Selon les dernières données disponibles, plus de 95 000 enfants ont leur père derrière les barreaux, et plus de 3 300 leur mère. Un phénomène massif qui interroge la notion de « parentalité empêchée », selon l’expression de Pascal Roman, professeur de psychologie clinique. La privation de liberté ne devrait pourtant pas signifier privation des droits parentaux, rappelle Marie Douris, spécialiste du droit familial. Mais les obstacles sont nombreux – éloignement géographique, rareté des parloirs, réticence de l’autre parent – et fragilisent encore un peu plus des liens déjà distendus.

Pour ceux qui sont incarcérés, le quotidien est marqué par l’absence. Certains évitent même d’afficher des photos de leurs enfants dans leur cellule, de peur que cette présence fantôme ne ravive une douleur trop vive. À leur sortie, le défi est tout aussi grand. Retrouver des enfants qui ont grandi, s’être absenté des premières fois, des rires et des larmes, impose une reconstruction patiente, souvent accompagnée par des structures associatives.

Les inégalités entre pères et mères détenus sont également criantes. Les femmes reçoivent généralement moins de visites, les pères restant moins assidus aux parloirs que les mères. Résultat, le risque de rupture définitive du lien parental s’en trouve accru. Face à cela, la possession illégale de téléphones portables en détention devient pour certains une alternative pragmatique, contournant des appels téléphoniques officiels jugés prohibitifs.

Des voix s’élèvent pour dénoncer des conditions de visite inadaptées – parloirs sombres, ambiance pesante – qui dissuadent certaines familles de maintenir le contact.

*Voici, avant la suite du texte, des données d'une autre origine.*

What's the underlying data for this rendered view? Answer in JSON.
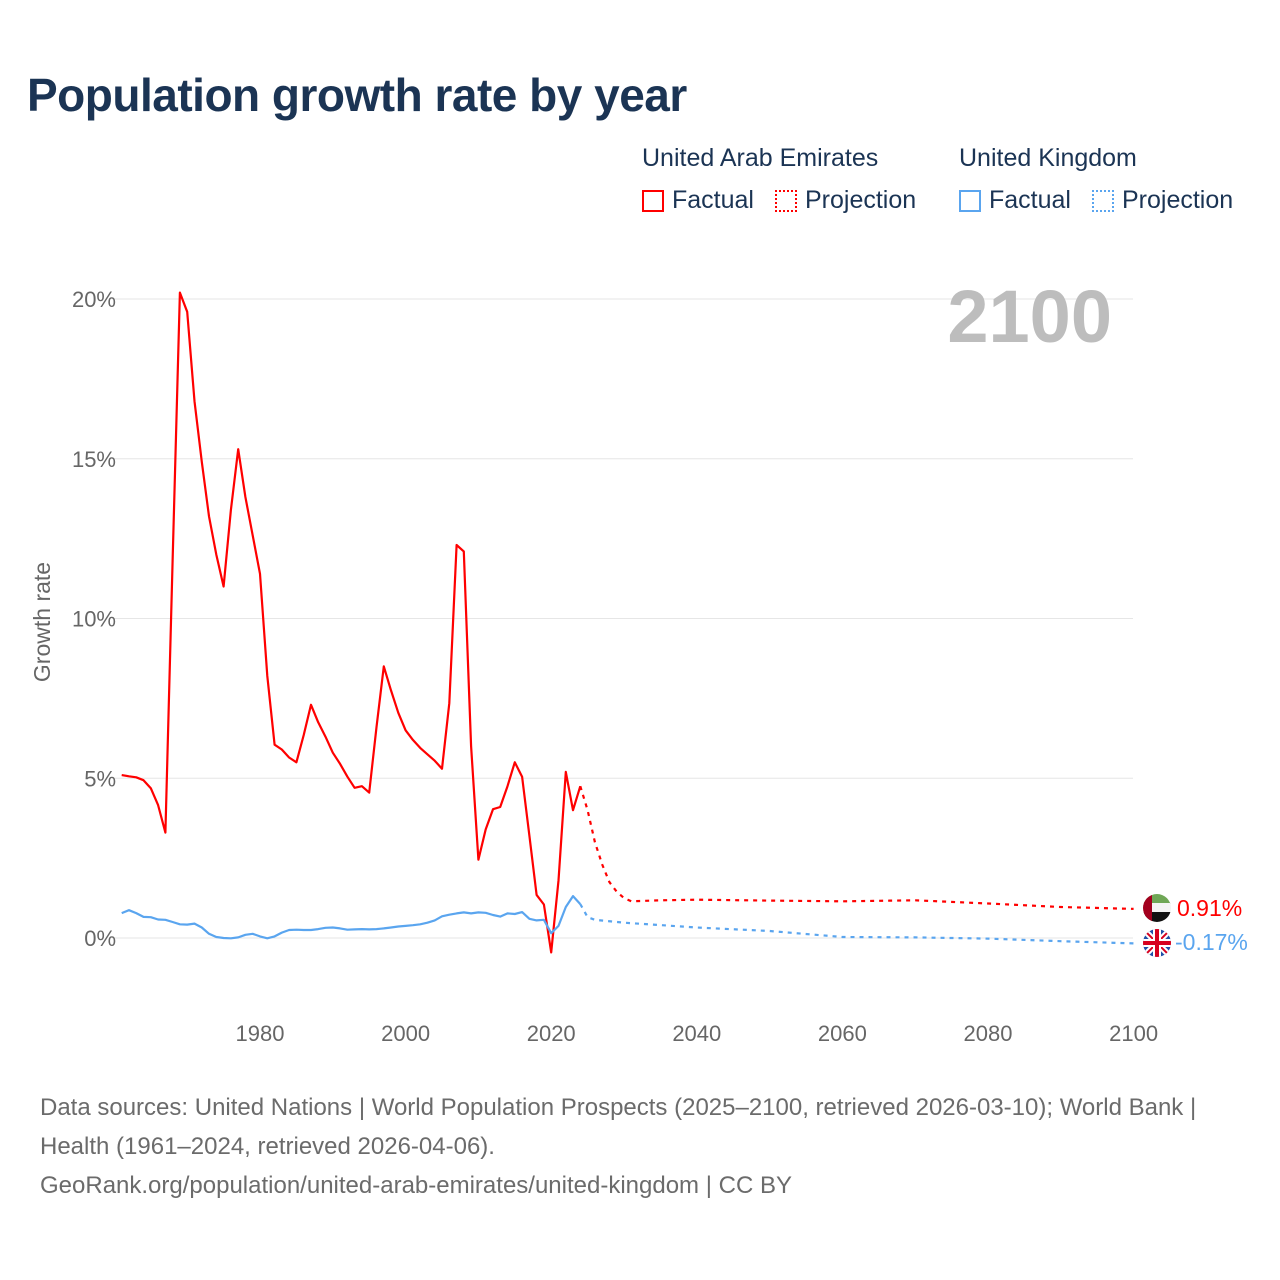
{
  "title": "Population growth rate by year",
  "legend": {
    "groups": [
      {
        "name": "United Arab Emirates",
        "factual": "Factual",
        "projection": "Projection",
        "color": "#ff0000"
      },
      {
        "name": "United Kingdom",
        "factual": "Factual",
        "projection": "Projection",
        "color": "#5aa5ef"
      }
    ]
  },
  "year_label": "2100",
  "end_labels": {
    "uae": "0.91%",
    "uk": "-0.17%"
  },
  "sources": {
    "line1": "Data sources: United Nations | World Population Prospects (2025–2100, retrieved 2026-03-10); World Bank | Health (1961–2024, retrieved 2026-04-06).",
    "line2": "GeoRank.org/population/united-arab-emirates/united-kingdom | CC BY"
  },
  "chart_data": {
    "type": "line",
    "title": "Population growth rate by year",
    "xlabel": "",
    "ylabel": "Growth rate",
    "xlim": [
      1961,
      2100
    ],
    "ylim": [
      -1.5,
      21
    ],
    "x_ticks": [
      1980,
      2000,
      2020,
      2040,
      2060,
      2080,
      2100
    ],
    "x_tick_labels": [
      "1980",
      "2000",
      "2020",
      "2040",
      "2060",
      "2080",
      "2100"
    ],
    "y_ticks": [
      0,
      5,
      10,
      15,
      20
    ],
    "y_tick_labels": [
      "0%",
      "5%",
      "10%",
      "15%",
      "20%"
    ],
    "grid": true,
    "legend_placement": "top-right",
    "series": [
      {
        "name": "United Arab Emirates - Factual",
        "color": "#ff0000",
        "style": "solid",
        "x": [
          1961,
          1962,
          1963,
          1964,
          1965,
          1966,
          1967,
          1968,
          1969,
          1970,
          1971,
          1972,
          1973,
          1974,
          1975,
          1976,
          1977,
          1978,
          1979,
          1980,
          1981,
          1982,
          1983,
          1984,
          1985,
          1986,
          1987,
          1988,
          1989,
          1990,
          1991,
          1992,
          1993,
          1994,
          1995,
          1996,
          1997,
          1998,
          1999,
          2000,
          2001,
          2002,
          2003,
          2004,
          2005,
          2006,
          2007,
          2008,
          2009,
          2010,
          2011,
          2012,
          2013,
          2014,
          2015,
          2016,
          2017,
          2018,
          2019,
          2020,
          2021,
          2022,
          2023,
          2024
        ],
        "y": [
          5.1,
          5.06,
          5.03,
          4.94,
          4.69,
          4.16,
          3.3,
          11.8,
          20.2,
          19.6,
          16.8,
          14.9,
          13.2,
          12.0,
          11.0,
          13.4,
          15.3,
          13.8,
          12.6,
          11.4,
          8.2,
          6.05,
          5.9,
          5.65,
          5.5,
          6.35,
          7.3,
          6.75,
          6.3,
          5.8,
          5.45,
          5.05,
          4.7,
          4.75,
          4.55,
          6.6,
          8.5,
          7.75,
          7.05,
          6.5,
          6.2,
          5.95,
          5.75,
          5.55,
          5.3,
          7.35,
          12.3,
          12.1,
          6.0,
          2.45,
          3.4,
          4.03,
          4.1,
          4.75,
          5.5,
          5.05,
          3.2,
          1.35,
          1.05,
          -0.45,
          1.8,
          5.2,
          4.0,
          4.75
        ]
      },
      {
        "name": "United Arab Emirates - Projection",
        "color": "#ff0000",
        "style": "dotted",
        "x": [
          2024,
          2025,
          2026,
          2027,
          2028,
          2029,
          2030,
          2031,
          2035,
          2040,
          2050,
          2060,
          2070,
          2080,
          2090,
          2100
        ],
        "y": [
          4.75,
          4.0,
          3.0,
          2.3,
          1.75,
          1.45,
          1.25,
          1.15,
          1.18,
          1.2,
          1.17,
          1.15,
          1.18,
          1.08,
          0.97,
          0.91
        ]
      },
      {
        "name": "United Kingdom - Factual",
        "color": "#5aa5ef",
        "style": "solid",
        "x": [
          1961,
          1962,
          1963,
          1964,
          1965,
          1966,
          1967,
          1968,
          1969,
          1970,
          1971,
          1972,
          1973,
          1974,
          1975,
          1976,
          1977,
          1978,
          1979,
          1980,
          1981,
          1982,
          1983,
          1984,
          1985,
          1986,
          1987,
          1988,
          1989,
          1990,
          1991,
          1992,
          1993,
          1994,
          1995,
          1996,
          1997,
          1998,
          1999,
          2000,
          2001,
          2002,
          2003,
          2004,
          2005,
          2006,
          2007,
          2008,
          2009,
          2010,
          2011,
          2012,
          2013,
          2014,
          2015,
          2016,
          2017,
          2018,
          2019,
          2020,
          2021,
          2022,
          2023,
          2024
        ],
        "y": [
          0.78,
          0.87,
          0.78,
          0.66,
          0.65,
          0.58,
          0.57,
          0.5,
          0.43,
          0.42,
          0.45,
          0.33,
          0.13,
          0.03,
          0.0,
          -0.01,
          0.02,
          0.1,
          0.13,
          0.05,
          -0.01,
          0.05,
          0.17,
          0.25,
          0.26,
          0.25,
          0.25,
          0.28,
          0.32,
          0.33,
          0.3,
          0.26,
          0.27,
          0.28,
          0.27,
          0.28,
          0.3,
          0.33,
          0.36,
          0.38,
          0.4,
          0.43,
          0.48,
          0.55,
          0.68,
          0.73,
          0.77,
          0.8,
          0.77,
          0.8,
          0.79,
          0.72,
          0.67,
          0.77,
          0.75,
          0.81,
          0.6,
          0.55,
          0.57,
          0.15,
          0.38,
          0.97,
          1.31,
          1.06
        ]
      },
      {
        "name": "United Kingdom - Projection",
        "color": "#5aa5ef",
        "style": "dotted",
        "x": [
          2024,
          2025,
          2026,
          2030,
          2040,
          2050,
          2060,
          2070,
          2080,
          2090,
          2100
        ],
        "y": [
          1.06,
          0.65,
          0.57,
          0.48,
          0.33,
          0.22,
          0.03,
          0.02,
          -0.02,
          -0.1,
          -0.17
        ]
      }
    ]
  }
}
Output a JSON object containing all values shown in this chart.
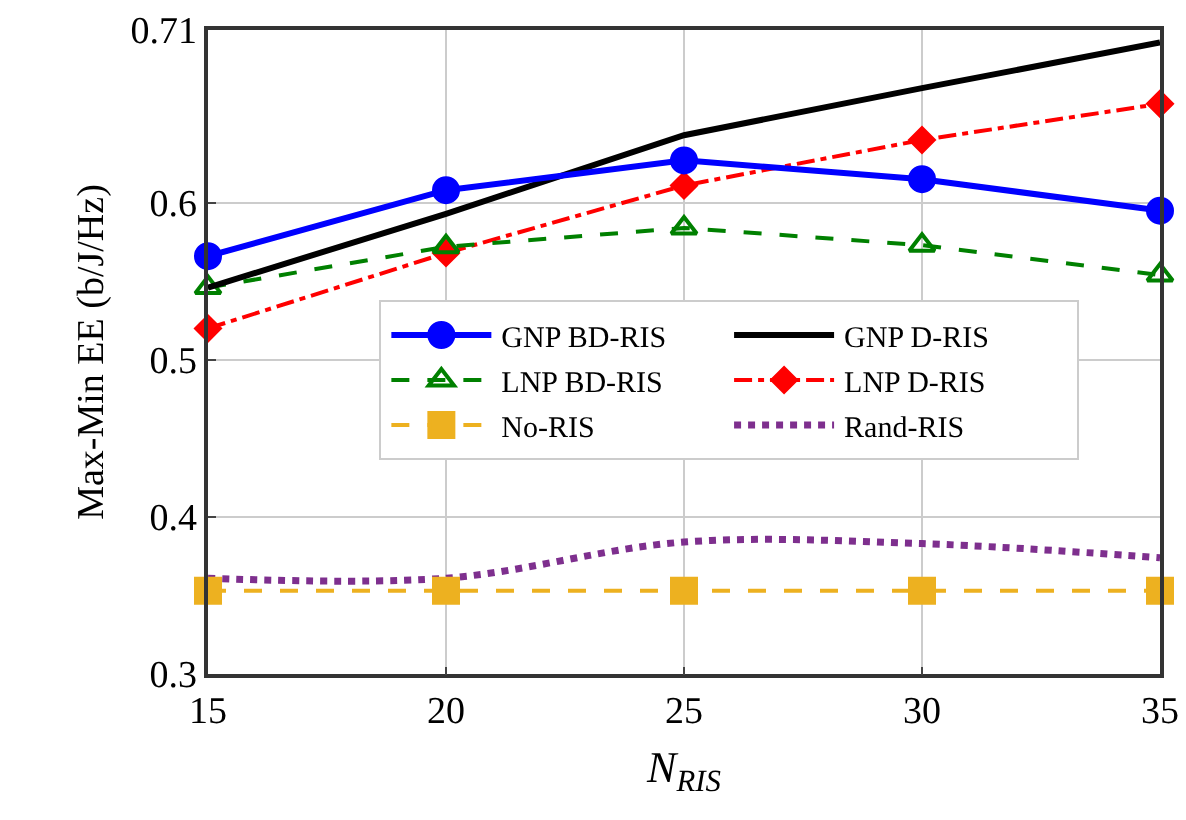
{
  "chart_data": {
    "type": "line",
    "xlabel": "N$_{RIS}$",
    "ylabel": "Max-Min EE (b/J/Hz)",
    "x": [
      15,
      20,
      25,
      30,
      35
    ],
    "series": [
      {
        "name": "GNP BD-RIS",
        "color": "#0000ff",
        "marker": "circle",
        "line_style": "solid",
        "values": [
          0.566,
          0.608,
          0.627,
          0.615,
          0.595
        ]
      },
      {
        "name": "GNP D-RIS",
        "color": "#000000",
        "marker": "none",
        "line_style": "solid",
        "values": [
          0.546,
          0.593,
          0.643,
          0.673,
          0.702
        ]
      },
      {
        "name": "LNP BD-RIS",
        "color": "#008000",
        "marker": "triangle",
        "line_style": "dashed",
        "values": [
          0.546,
          0.572,
          0.584,
          0.573,
          0.554
        ]
      },
      {
        "name": "LNP D-RIS",
        "color": "#ff0000",
        "marker": "diamond",
        "line_style": "dashdot",
        "values": [
          0.52,
          0.568,
          0.611,
          0.64,
          0.663
        ]
      },
      {
        "name": "No-RIS",
        "color": "#edb120",
        "marker": "square",
        "line_style": "dashed",
        "values": [
          0.353,
          0.353,
          0.353,
          0.353,
          0.353
        ]
      },
      {
        "name": "Rand-RIS",
        "color": "#7e2f8e",
        "marker": "none",
        "line_style": "dotted",
        "values": [
          0.361,
          0.361,
          0.384,
          0.383,
          0.374
        ]
      }
    ],
    "xlim": [
      15,
      35
    ],
    "xticks": [
      15,
      20,
      25,
      30,
      35
    ],
    "ylim": [
      0.3,
      0.71
    ],
    "yticks": [
      0.3,
      0.4,
      0.5,
      0.6,
      0.71
    ],
    "grid": true,
    "legend": "right"
  }
}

Malgré tout, des initiatives comme Wake Up Café accompagnent les anciens détenus dans leur réinsertion et les aident à renouer, pas à pas, avec une parentalité longtemps suspendue. Car comme le souligne Christian, lui aussi passé par la case prison, certaines absences sont irrattrapables. Les premiers mots, les premiers pas, autant de moments uniques qui, une fois passés, ne reviennent jamais.